Earlier this week, wall street Magazine According to reports, artificial intelligence companies have encountered difficulties in collecting high-quality training data. today, New York Times Details some of the ways companies are dealing with this issue. Unsurprisingly, it involves matters that fall into the murky gray area of AI copyright law.
The story begins with OpenAI, which was in desperate need of training data and reportedly developed the Whisper audio transcription model to overcome the difficulties, transcribing more than 1 million hours of YouTube videos to train its state-of-the-art large-scale language model GPT-4.This is based on New York Times, the report said the company knew there were legal issues with this but believed it was fair use. OpenAI President Greg Brockman personally participated in collecting the videos used, era wrote.
OpenAI spokesperson Lindsay Held said edge In an email, the company curated “unique” datasets for each of its models to “help them understand the world” and maintain their global research competitiveness. Held added that the company uses “numerous sources, including partners with public data and non-public data,” and is considering generating its own synthetic data.
this era The article states that the company exhausted its supply of useful data in 2021 and discussed transcribing YouTube videos, podcasts, and audiobooks after browsing other resources.
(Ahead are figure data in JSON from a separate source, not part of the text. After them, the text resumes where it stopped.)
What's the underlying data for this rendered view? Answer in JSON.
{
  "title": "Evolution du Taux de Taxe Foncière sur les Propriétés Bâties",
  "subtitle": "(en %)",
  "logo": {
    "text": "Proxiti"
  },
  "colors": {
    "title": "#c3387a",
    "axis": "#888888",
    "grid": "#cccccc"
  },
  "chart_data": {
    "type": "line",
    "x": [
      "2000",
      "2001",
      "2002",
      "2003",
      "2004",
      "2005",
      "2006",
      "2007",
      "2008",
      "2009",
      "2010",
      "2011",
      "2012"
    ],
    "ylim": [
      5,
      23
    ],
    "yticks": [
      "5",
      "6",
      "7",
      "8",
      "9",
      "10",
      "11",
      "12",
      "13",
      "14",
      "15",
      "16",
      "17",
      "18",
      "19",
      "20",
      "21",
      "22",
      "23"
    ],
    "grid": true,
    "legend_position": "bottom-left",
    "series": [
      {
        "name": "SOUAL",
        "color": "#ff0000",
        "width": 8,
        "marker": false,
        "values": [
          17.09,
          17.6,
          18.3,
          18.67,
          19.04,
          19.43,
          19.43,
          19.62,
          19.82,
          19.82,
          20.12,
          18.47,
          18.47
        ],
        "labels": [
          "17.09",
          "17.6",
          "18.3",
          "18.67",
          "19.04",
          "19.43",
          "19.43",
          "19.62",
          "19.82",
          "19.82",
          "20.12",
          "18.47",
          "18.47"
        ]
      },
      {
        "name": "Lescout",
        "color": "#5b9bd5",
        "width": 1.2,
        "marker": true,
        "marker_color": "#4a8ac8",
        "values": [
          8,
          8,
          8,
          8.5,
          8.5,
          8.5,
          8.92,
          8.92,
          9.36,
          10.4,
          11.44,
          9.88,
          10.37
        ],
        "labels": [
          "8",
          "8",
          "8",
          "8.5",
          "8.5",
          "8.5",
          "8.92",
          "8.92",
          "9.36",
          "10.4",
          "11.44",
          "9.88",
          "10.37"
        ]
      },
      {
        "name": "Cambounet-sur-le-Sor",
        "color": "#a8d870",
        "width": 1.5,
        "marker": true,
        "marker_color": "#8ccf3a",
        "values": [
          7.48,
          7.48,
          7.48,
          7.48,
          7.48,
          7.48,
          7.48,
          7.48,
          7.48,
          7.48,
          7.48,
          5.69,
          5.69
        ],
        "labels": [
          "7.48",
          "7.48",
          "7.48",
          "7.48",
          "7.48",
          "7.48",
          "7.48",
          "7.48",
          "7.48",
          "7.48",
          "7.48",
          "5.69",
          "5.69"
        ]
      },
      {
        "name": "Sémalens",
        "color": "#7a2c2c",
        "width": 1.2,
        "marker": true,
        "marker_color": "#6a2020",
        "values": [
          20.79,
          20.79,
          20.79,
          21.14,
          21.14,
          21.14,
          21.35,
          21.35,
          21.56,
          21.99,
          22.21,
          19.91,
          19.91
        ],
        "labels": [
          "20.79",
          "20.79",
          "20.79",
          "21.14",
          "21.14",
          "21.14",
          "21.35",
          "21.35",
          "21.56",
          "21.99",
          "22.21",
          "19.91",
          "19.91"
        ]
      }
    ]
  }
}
By then, it had trained the model on data including computer code from Github, a database of chess moves and homework assignments from Quizlet.
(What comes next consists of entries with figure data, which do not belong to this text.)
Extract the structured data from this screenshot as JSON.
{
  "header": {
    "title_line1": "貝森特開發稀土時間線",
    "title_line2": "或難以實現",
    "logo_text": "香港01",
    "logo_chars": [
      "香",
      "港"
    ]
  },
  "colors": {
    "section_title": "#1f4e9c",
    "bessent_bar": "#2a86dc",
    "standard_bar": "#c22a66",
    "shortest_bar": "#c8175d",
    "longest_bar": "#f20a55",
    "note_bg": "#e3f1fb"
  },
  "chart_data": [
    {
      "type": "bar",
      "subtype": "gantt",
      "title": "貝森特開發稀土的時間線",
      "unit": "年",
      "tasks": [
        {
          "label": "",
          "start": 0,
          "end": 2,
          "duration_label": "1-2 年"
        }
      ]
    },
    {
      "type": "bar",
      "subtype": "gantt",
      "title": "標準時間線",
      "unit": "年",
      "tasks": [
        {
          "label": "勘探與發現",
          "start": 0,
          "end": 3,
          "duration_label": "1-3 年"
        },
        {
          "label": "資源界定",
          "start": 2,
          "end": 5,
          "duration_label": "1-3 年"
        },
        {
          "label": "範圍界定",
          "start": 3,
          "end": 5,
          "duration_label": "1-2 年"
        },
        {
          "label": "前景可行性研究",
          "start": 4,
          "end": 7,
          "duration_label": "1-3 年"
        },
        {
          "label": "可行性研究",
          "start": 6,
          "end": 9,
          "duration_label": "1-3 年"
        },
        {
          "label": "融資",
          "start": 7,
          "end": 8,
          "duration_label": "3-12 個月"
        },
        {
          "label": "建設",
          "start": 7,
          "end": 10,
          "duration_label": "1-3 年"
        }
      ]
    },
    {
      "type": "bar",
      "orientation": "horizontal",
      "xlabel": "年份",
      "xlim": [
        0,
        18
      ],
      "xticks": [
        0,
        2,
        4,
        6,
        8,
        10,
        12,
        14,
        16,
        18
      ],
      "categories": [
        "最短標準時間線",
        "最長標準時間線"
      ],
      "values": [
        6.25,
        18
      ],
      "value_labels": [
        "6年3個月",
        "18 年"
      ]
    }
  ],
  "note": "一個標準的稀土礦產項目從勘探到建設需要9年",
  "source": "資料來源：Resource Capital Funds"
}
Google spokesman Matt Bryant told edge In an email, the company “saw unconfirmed reports of OpenAI activity,” adding that “unauthorized scraping or downloading of YouTube content is prohibited in both our robots.txt file and our Terms of Service.” This echoes the company’s terms of use. YouTube CEO Neal Mohan made similar remarks this week about the possibility of OpenAI using YouTube to train its Sora video generation model. Bryant said Google takes “technical and legal measures” to prevent such unauthorized use “when we have a clear legal or technical basis for doing so.”
Google also reportedly collected transcripts from YouTube era” source. Bryant said the company “trained the model on some YouTube content in accordance with our agreements with YouTube creators.”
this era wrote that Google’s legal department asked the company’s privacy team to adjust its policy language to expand its handling of consumer data in office tools like Google Docs. The new policy was reportedly issued on July 1 specifically to take advantage of the distraction of the Independence Day holiday weekend.
Meta also pushes the limits of the availability of good training data and is on record era It is said that its AI team discussed the unlicensed use of copyrighted works while trying to catch up with OpenAI. After browsing “virtually every available English-language book, essay, poetry, and news article on the Internet,” the company apparently considered taking steps like paying for book licensing or even acquiring a major publisher outright. The company made privacy-focused changes in the wake of the Cambridge Analytica scandal that also apparently limited how it uses consumer data.
Google, OpenAI, and the broader AI training community are grappling with the rapid evaporation of model training data, and the more data it absorbs, the better the models get.this Magazine This week wrote that the company could outpace new content by 2028.
Possible solutions to the mentioned problems Magazine Monday consisted of training on “synthetic” data created by one’s own models, or so-called “lesson learning,” which involves feeding the models high-quality data in an orderly manner in the hope that they will be able to build “smarter” relationships between concepts using There is much less information about the link, but neither method has been proven. But the other option these companies have is to use whatever they can find, whether they’re licensed or not, and based on the multiple lawsuits that have been filed in the last year or so, that approach is arguably a bit concerning.